艾丽西亚承认道,她已经能逐渐面对死亡了。她说,这样的分别,以后只会更多。
她穿上了丧服,为她的亲人哀悼。
死亡与新生总是相继到来的,虽然很俗气,但事实往往就是这样。
自滑铁卢战役后,战争彻底结束。
国外的混乱,也于维也纳会议中,卡斯尔雷子爵提出的英法俄联盟,达成了未来几十年的和平而终结。
但国内的局势没半点好转。谷物法,粮价居高不下,数以万计的退役军人流入市场,找不到工作,工厂待遇恶劣,每天十几个小时的压榨,乡村失地农民涌入城市,政府军费欠了大量债务,又没法像战时收双倍税率,可正常的情况就已经让
人民抱怨不止。选举权掌握在少数人的手里,北方工业城市甚至都没有相应的议会席位和选区。

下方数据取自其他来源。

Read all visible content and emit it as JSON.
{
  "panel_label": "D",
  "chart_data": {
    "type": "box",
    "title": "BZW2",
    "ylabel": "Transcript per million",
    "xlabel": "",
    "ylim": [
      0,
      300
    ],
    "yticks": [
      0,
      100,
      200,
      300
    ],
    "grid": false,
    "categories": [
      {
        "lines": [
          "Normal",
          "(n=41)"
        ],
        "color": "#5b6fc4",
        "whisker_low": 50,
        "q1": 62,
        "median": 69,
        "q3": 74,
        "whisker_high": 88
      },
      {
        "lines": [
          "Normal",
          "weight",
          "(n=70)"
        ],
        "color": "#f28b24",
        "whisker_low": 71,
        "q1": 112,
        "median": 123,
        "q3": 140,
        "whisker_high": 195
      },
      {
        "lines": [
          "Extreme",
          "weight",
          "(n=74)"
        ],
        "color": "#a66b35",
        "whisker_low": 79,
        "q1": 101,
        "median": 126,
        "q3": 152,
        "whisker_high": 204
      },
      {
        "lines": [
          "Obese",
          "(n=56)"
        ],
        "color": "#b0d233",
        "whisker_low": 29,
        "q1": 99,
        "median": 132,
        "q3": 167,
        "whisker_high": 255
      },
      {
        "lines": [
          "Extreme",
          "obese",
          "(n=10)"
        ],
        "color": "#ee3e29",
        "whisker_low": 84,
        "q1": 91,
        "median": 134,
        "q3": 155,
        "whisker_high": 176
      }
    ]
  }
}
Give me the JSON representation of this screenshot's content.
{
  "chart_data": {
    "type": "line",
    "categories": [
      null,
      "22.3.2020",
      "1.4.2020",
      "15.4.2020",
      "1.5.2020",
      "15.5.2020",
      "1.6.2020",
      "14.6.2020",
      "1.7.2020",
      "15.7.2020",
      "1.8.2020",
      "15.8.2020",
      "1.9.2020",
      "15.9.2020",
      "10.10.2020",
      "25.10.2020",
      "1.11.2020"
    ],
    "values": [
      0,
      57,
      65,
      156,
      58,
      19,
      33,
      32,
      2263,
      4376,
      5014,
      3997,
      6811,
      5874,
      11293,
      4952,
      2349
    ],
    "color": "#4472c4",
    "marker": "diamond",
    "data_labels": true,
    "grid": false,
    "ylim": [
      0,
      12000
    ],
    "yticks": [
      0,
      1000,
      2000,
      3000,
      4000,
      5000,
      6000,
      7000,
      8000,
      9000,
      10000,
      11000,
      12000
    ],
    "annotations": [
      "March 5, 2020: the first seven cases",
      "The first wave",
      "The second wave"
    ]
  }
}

显现出的不公,阶级之间的巨大鸿沟,工业革命下自由放任思想的流行,对制度改革的迫切需求,普选权的呼声与激进派的号召。
形形色色的交杂下,这个时代面临着剧变。
1817年,全国各地发起了多起阴谋,一个被称为“三色旗委员会”的组织,试图复刻二十多年前那场法国的暴力革命,攻占巴士底狱,筹划着在伦敦盖特监狱的起义,和郊外工人团体里应外合,推翻国王,议会和政府。

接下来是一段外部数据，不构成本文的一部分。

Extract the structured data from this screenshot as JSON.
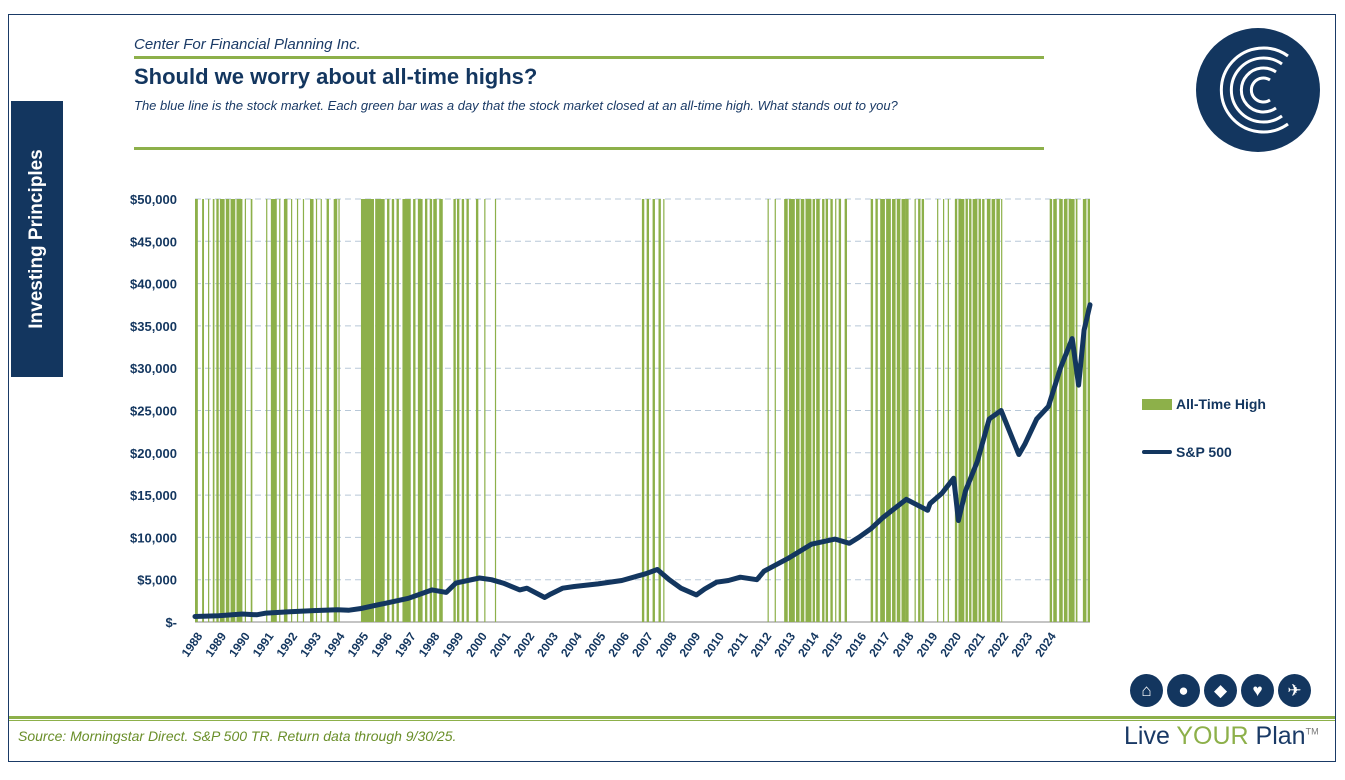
{
  "header": {
    "company": "Center For Financial Planning Inc.",
    "title": "Should we worry about all-time highs?",
    "subtitle": "The blue line is the stock market. Each green bar was a day that the stock market closed at an all-time high. What stands out to you?"
  },
  "side_tab": {
    "label": "Investing Principles"
  },
  "footer": {
    "source": "Source: Morningstar Direct. S&P 500 TR. Return data through 9/30/25.",
    "brand_live": "Live ",
    "brand_your": "YOUR",
    "brand_plan": " Plan",
    "brand_tm": "TM"
  },
  "icons": [
    "house-icon",
    "piggy-bank-icon",
    "graduation-cap-icon",
    "hand-heart-icon",
    "airplane-icon"
  ],
  "colors": {
    "navy": "#13365f",
    "green": "#8db04a"
  },
  "legend": {
    "ath": "All-Time High",
    "sp": "S&P 500"
  },
  "chart_data": {
    "type": "line",
    "title": "Should we worry about all-time highs?",
    "ylim": [
      0,
      50000
    ],
    "yticks": [
      0,
      5000,
      10000,
      15000,
      20000,
      25000,
      30000,
      35000,
      40000,
      45000,
      50000
    ],
    "ytick_labels": [
      "$-",
      "$5,000",
      "$10,000",
      "$15,000",
      "$20,000",
      "$25,000",
      "$30,000",
      "$35,000",
      "$40,000",
      "$45,000",
      "$50,000"
    ],
    "xlim": [
      1988,
      2025.75
    ],
    "xtick_labels": [
      "1988",
      "1989",
      "1990",
      "1991",
      "1992",
      "1993",
      "1994",
      "1995",
      "1996",
      "1997",
      "1998",
      "1999",
      "2000",
      "2001",
      "2002",
      "2003",
      "2004",
      "2005",
      "2006",
      "2007",
      "2008",
      "2009",
      "2010",
      "2011",
      "2012",
      "2013",
      "2014",
      "2015",
      "2016",
      "2017",
      "2018",
      "2019",
      "2020",
      "2021",
      "2022",
      "2023",
      "2024"
    ],
    "series": [
      {
        "name": "S&P 500",
        "x": [
          1988.0,
          1989.0,
          1990.0,
          1990.6,
          1991.0,
          1992.0,
          1993.0,
          1994.0,
          1994.5,
          1995.0,
          1996.0,
          1997.0,
          1998.0,
          1998.6,
          1999.0,
          2000.0,
          2000.5,
          2001.0,
          2001.7,
          2002.0,
          2002.75,
          2003.0,
          2003.5,
          2004.0,
          2005.0,
          2006.0,
          2007.0,
          2007.5,
          2008.0,
          2008.5,
          2009.15,
          2009.5,
          2010.0,
          2010.5,
          2011.0,
          2011.7,
          2012.0,
          2013.0,
          2014.0,
          2015.0,
          2015.6,
          2016.0,
          2016.5,
          2017.0,
          2018.0,
          2018.9,
          2019.0,
          2019.5,
          2020.0,
          2020.2,
          2020.5,
          2021.0,
          2021.5,
          2022.0,
          2022.75,
          2023.0,
          2023.5,
          2024.0,
          2024.5,
          2025.0,
          2025.27,
          2025.5,
          2025.75
        ],
        "y": [
          650,
          750,
          950,
          850,
          1050,
          1200,
          1350,
          1450,
          1400,
          1600,
          2200,
          2800,
          3800,
          3500,
          4600,
          5200,
          5000,
          4600,
          3800,
          4000,
          2900,
          3300,
          4000,
          4200,
          4500,
          4900,
          5700,
          6200,
          5000,
          4000,
          3200,
          3900,
          4700,
          4900,
          5300,
          5000,
          6000,
          7500,
          9200,
          9800,
          9300,
          10000,
          11000,
          12300,
          14500,
          13200,
          14000,
          15200,
          17000,
          12000,
          15500,
          19000,
          24000,
          25000,
          19800,
          21000,
          24000,
          25500,
          30000,
          33500,
          28000,
          34500,
          37500
        ]
      }
    ],
    "all_time_high_periods": [
      [
        1988.0,
        1988.12
      ],
      [
        1988.3,
        1988.38
      ],
      [
        1988.55,
        1988.6
      ],
      [
        1988.75,
        1988.82
      ],
      [
        1988.9,
        1989.0
      ],
      [
        1989.05,
        1989.25
      ],
      [
        1989.3,
        1989.45
      ],
      [
        1989.5,
        1989.7
      ],
      [
        1989.75,
        1990.0
      ],
      [
        1990.1,
        1990.14
      ],
      [
        1990.35,
        1990.42
      ],
      [
        1991.0,
        1991.05
      ],
      [
        1991.2,
        1991.45
      ],
      [
        1991.55,
        1991.6
      ],
      [
        1991.75,
        1991.9
      ],
      [
        1992.05,
        1992.1
      ],
      [
        1992.3,
        1992.35
      ],
      [
        1992.55,
        1992.6
      ],
      [
        1992.85,
        1993.0
      ],
      [
        1993.1,
        1993.15
      ],
      [
        1993.3,
        1993.35
      ],
      [
        1993.55,
        1993.65
      ],
      [
        1993.85,
        1994.0
      ],
      [
        1994.05,
        1994.1
      ],
      [
        1995.0,
        1995.55
      ],
      [
        1995.6,
        1996.0
      ],
      [
        1996.1,
        1996.2
      ],
      [
        1996.3,
        1996.4
      ],
      [
        1996.5,
        1996.6
      ],
      [
        1996.75,
        1997.1
      ],
      [
        1997.2,
        1997.3
      ],
      [
        1997.4,
        1997.6
      ],
      [
        1997.7,
        1997.8
      ],
      [
        1997.9,
        1998.0
      ],
      [
        1998.05,
        1998.2
      ],
      [
        1998.3,
        1998.45
      ],
      [
        1998.9,
        1999.0
      ],
      [
        1999.05,
        1999.15
      ],
      [
        1999.25,
        1999.35
      ],
      [
        1999.45,
        1999.55
      ],
      [
        1999.85,
        1999.95
      ],
      [
        2000.2,
        2000.25
      ],
      [
        2000.65,
        2000.7
      ],
      [
        2006.85,
        2006.95
      ],
      [
        2007.05,
        2007.15
      ],
      [
        2007.3,
        2007.4
      ],
      [
        2007.55,
        2007.65
      ],
      [
        2007.75,
        2007.8
      ],
      [
        2012.15,
        2012.2
      ],
      [
        2012.45,
        2012.5
      ],
      [
        2012.85,
        2013.0
      ],
      [
        2013.05,
        2013.3
      ],
      [
        2013.35,
        2013.5
      ],
      [
        2013.55,
        2013.7
      ],
      [
        2013.75,
        2014.0
      ],
      [
        2014.05,
        2014.15
      ],
      [
        2014.2,
        2014.35
      ],
      [
        2014.45,
        2014.55
      ],
      [
        2014.6,
        2014.7
      ],
      [
        2014.8,
        2014.9
      ],
      [
        2015.0,
        2015.05
      ],
      [
        2015.15,
        2015.25
      ],
      [
        2015.4,
        2015.5
      ],
      [
        2016.5,
        2016.6
      ],
      [
        2016.7,
        2016.8
      ],
      [
        2016.9,
        2017.1
      ],
      [
        2017.15,
        2017.35
      ],
      [
        2017.4,
        2017.55
      ],
      [
        2017.6,
        2017.75
      ],
      [
        2017.8,
        2017.95
      ],
      [
        2017.95,
        2018.1
      ],
      [
        2018.35,
        2018.4
      ],
      [
        2018.5,
        2018.6
      ],
      [
        2018.65,
        2018.75
      ],
      [
        2019.3,
        2019.35
      ],
      [
        2019.55,
        2019.6
      ],
      [
        2019.75,
        2019.8
      ],
      [
        2020.05,
        2020.15
      ],
      [
        2020.2,
        2020.45
      ],
      [
        2020.5,
        2020.6
      ],
      [
        2020.65,
        2020.75
      ],
      [
        2020.8,
        2021.0
      ],
      [
        2021.05,
        2021.15
      ],
      [
        2021.2,
        2021.3
      ],
      [
        2021.4,
        2021.55
      ],
      [
        2021.6,
        2021.75
      ],
      [
        2021.8,
        2021.95
      ],
      [
        2022.0,
        2022.05
      ],
      [
        2024.05,
        2024.15
      ],
      [
        2024.2,
        2024.35
      ],
      [
        2024.45,
        2024.6
      ],
      [
        2024.65,
        2024.8
      ],
      [
        2024.85,
        2025.1
      ],
      [
        2025.15,
        2025.22
      ],
      [
        2025.45,
        2025.6
      ],
      [
        2025.65,
        2025.75
      ]
    ]
  }
}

利物浦伯爵领导下的内阁,就此提出暂停人身保护令,引起了一场轩然大波。
这意味着限制了英国公民的基本人身自由,违背了司法公正,保护令暂停下,政府有权对犯有叛国可能的人进行无限期关押,并拒绝法官的提审。
下议院对此进行投票决议,商讨是否通过这一项法案。漫长的宣读和裁决后,即使满是抗议与质疑,托利党仍以优势的票数通过。

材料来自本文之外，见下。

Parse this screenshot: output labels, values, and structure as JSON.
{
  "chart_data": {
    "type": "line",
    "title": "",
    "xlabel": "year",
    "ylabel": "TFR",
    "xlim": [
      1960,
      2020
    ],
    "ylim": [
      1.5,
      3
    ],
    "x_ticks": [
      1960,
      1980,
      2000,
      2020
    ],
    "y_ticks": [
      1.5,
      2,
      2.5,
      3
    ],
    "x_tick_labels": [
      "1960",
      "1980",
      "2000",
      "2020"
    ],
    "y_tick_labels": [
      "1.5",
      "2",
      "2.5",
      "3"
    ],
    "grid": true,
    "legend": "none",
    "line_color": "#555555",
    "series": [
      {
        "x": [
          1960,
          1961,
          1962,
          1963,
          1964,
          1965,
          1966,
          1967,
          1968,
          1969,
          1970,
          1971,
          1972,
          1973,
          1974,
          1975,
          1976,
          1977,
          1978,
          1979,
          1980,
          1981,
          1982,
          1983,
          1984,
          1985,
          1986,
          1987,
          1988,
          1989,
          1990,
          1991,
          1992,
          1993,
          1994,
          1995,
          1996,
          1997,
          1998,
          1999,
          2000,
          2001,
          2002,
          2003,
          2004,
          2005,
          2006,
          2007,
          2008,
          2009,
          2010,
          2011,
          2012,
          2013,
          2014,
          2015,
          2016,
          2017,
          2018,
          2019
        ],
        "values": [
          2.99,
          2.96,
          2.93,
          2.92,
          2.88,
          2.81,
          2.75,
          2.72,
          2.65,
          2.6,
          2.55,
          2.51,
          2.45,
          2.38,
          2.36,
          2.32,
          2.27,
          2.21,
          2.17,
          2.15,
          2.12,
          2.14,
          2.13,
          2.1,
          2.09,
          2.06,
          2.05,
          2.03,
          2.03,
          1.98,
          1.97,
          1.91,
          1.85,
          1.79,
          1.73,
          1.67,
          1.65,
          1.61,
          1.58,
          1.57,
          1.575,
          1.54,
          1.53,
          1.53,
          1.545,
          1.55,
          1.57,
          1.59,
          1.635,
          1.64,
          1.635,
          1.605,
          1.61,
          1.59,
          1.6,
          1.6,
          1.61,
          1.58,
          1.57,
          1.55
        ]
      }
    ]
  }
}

这个国家的保守分子终是多数,更别说还有反对修正的一批坚持光荣革命传统的辉格党人。
人身保护令暂停到明年1月,给予了足够的时间镇.压逮捕叛乱分子。
卡文迪许在下议院的演讲中,厉声斥责,“这是一场谋杀。”不知不觉中,他逐渐从辉格党中的温和派倒向了激进的那一列,从政府愤而离职。
他们的长子,威廉?卡文迪许,就在这样动荡的背景中诞生。
他在产房外徘徊着,坐立不安,几乎想冲进去。他一直陪在她身边,直到最后的时候才被赶了出来。
卡文迪许对新奇事物很能接受,他找了皇家御用的医生,坚持备好产钳,他请医生仔仔细细用肥皂洗好手。
虽然对这些人们都不太看重,但他觉得要保持最基本的洁净。
还有经验丰富的助产士,有过生产的女性亲属。他把一切都准备就绪,但那一刻还是窒息,大脑一片空白的紧张无措。
他流汗,心跳得很快,他扶住额头,想到了一切可能。
上帝保佑她。
他祈祷,从来没有这么虔诚过。他听着门内的尖叫,纠结着脸哭泣。
终于,一小时后,一切顺利。
他冲了进去。
他看着她满脸大汗的模样,她的脸色到嘴唇煞白,金发包了起来。
他跪在床边,抓住她的手,拼命地吻着。他满脸泪水,“艾丽西亚,我想到了一万种可能......”
他胡言乱语着,她笑出了声。
婴儿的啼哭中,助产士把孩子抱了过来,送到了母亲的怀里。
卡文迪许指背小心翼翼地碰了碰襁褓里的孩子,浑身通红,皱巴巴的,正号啕大哭。他长的好丑。
“真不可思议,这个小东西。”他喃喃道。
他们多了新的身份,母亲和父亲。
出于本能,艾丽西亚很快地适应了这个角色,“所以,我们叫他威廉。”
“小名叫什么,威尔?噢,威利。”
她抬头看着他。他贴上她的脸颊,垂着眼睫。
“谢谢你,阿莉。”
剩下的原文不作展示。